Gaussian processes (GPs) provide a principled, practical, probabilistic approach to learning in kernel machines. GPs have received increased attention in the machine-learning community over the past decade, and this book provides a long-needed systematic and unified treatment of theoretical and practical aspects of GPs in machine learning. The treatment is comprehensive and self-contained, targeted at researchers and students in machine learning and applied statistics.
The book deals with the supervised-learning problem for both regression and classification, and includes detailed algorithms. A wide variety of covariance (kernel) functions are presented and their properties discussed. Model selection is discussed both from a Bayesian and a classical perspective.

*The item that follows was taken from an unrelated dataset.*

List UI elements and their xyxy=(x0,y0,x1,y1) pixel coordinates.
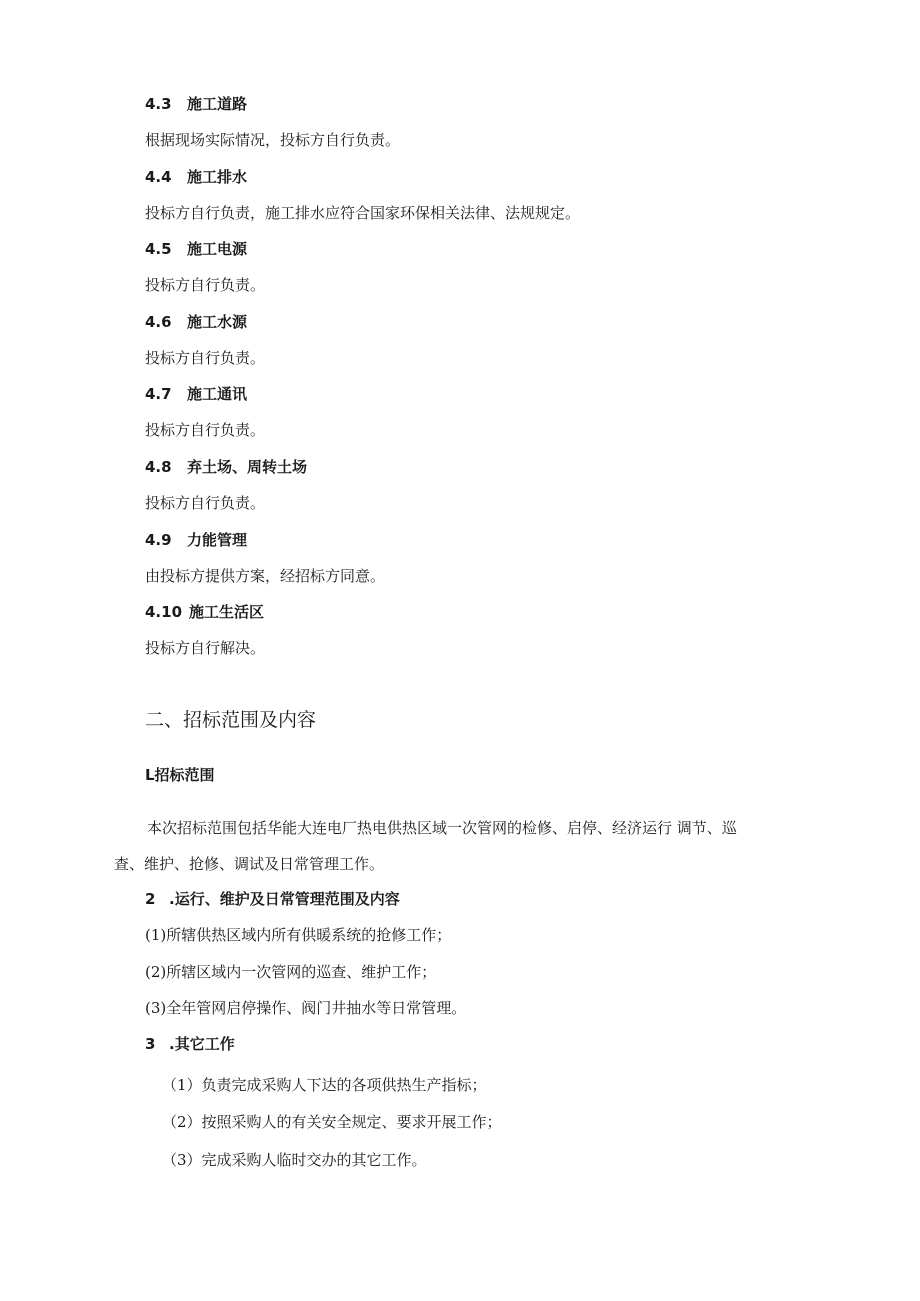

Many connections to other well-known techniques from machine learning and statistics are discussed, including support-vector machines, neural networks, splines, regularization networks, relevance vector machines and others. Theoretical issues including learning curves and the PAC-Bayesian framework are treated, and several approximation methods for learning with large datasets are discussed. The book contains illustrative examples and exercises, and code and datasets are available on the Web. Appendixes provide mathematical background and a discussion of Gaussian Markov processes.
About the Authors
Carl Edward Rasmussen is a Lecturer at the Department of Engineering, University of Cambridge, and Adjunct Research Scientist at the Max Planck Institute for Biological Cybernetics, Tübingen.
Christopher K. I. Williams is Professor of Machine Learning and Director of the Institute for Adaptive and Neural Computation in the School of Informatics, University of Edinburgh.
Winner, 2009 DeGroot Prize for the best book in statistical science, awarded by the International Society for Bayesian Analysis.